Vefatının sene-i devriyesinde, büyük ustayı arkadaşımız Osman Özarslan’ın kendi politik macerasıyla, Neşet Ertaş türküleri arasında kurduğu rabıtalar üzerinden kaleme aldığı bu nefis hikayeyle anmak istedik. Anlatılan biraz da senin, benim, hepimizin hikayesidir düsturuyla önce Osman’a, sonra da Neşet babaya kulak verelim…
OSMAN ÖZARSLAN
“Bir an ne yapacağımı bilemedim. Sonra çöktüm olduğum yere. Nihayet örtüyü biraz kaldırdım. İrfan’ın başı önümde; uyuyor. Çok yorgun, uykusuz geçmiş gecelerin ardından olduğu gibi derin, dingin bir uykuda. Yanı başına uzanmam gerekiyor… Ya da onun kalkması gerek… Gözyaşlarım onu ıslatıyor… Gözlerinin hafif açık olduğunu fark ediyorum, parmaklarımı okşar gibi yüzünde dolaştırırken. Yeşili solmuş, çok yorgunken, uykusuz kaldığında da böyle olurdu. Bıyığı yok yerinde. Herhalde kestirmiş diye düşünüyorum… İşkenceler sırasında bıyıklarını yolduklarını daha sonra öğrenecektim. Şakaklarından aşağıya, kollarından bileklerine doğru kesilip biçildiğini kalın sicimlerle dikildiğini gördüm. Boynunda, yüzünde, çenesinde, omuzlarında yara bere izleri çok belli.”

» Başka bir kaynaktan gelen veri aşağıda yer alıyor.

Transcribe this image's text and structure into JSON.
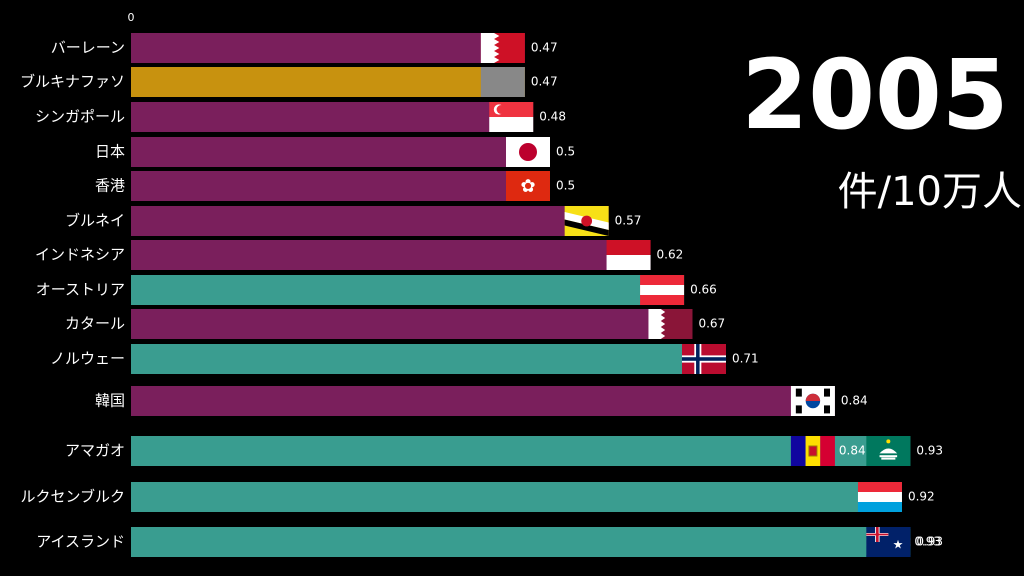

Bizim Çakır- Mukaddes Erdoğdu Çelik
I
1996 yılının ocak ayının herhalde 15’i olmalı. Burdur’a gittim, oradan İstanbul’a bir tren bileti aldım. Trene ilk binişim, İstanbul’a ilk gidişim olacaktı. Akşamüzeri altıya çeyrek kala, hareket ettik. Başlarda, sarsıntı ve gürültü. Sonra, walkmen, muhtemelen bir Grup Yorum ya da Kızılırmak kasedi, ya da benim yol klasiğim Kitaro’nun
Silk Road’u…Kompartımanlar arasından yemek vagonuna doğru, amaçlı amaçsız gezintiler… Dışarıda kar, pencerenin buğusu. Hareket halindeki zeminin, ters yönüne doğru hareket edebilme ihtimali, devrimciliği pratik olarak ispatlayan ne güzel bir terslik duygusu…Sonra tanışmalar, karşılaşmalar…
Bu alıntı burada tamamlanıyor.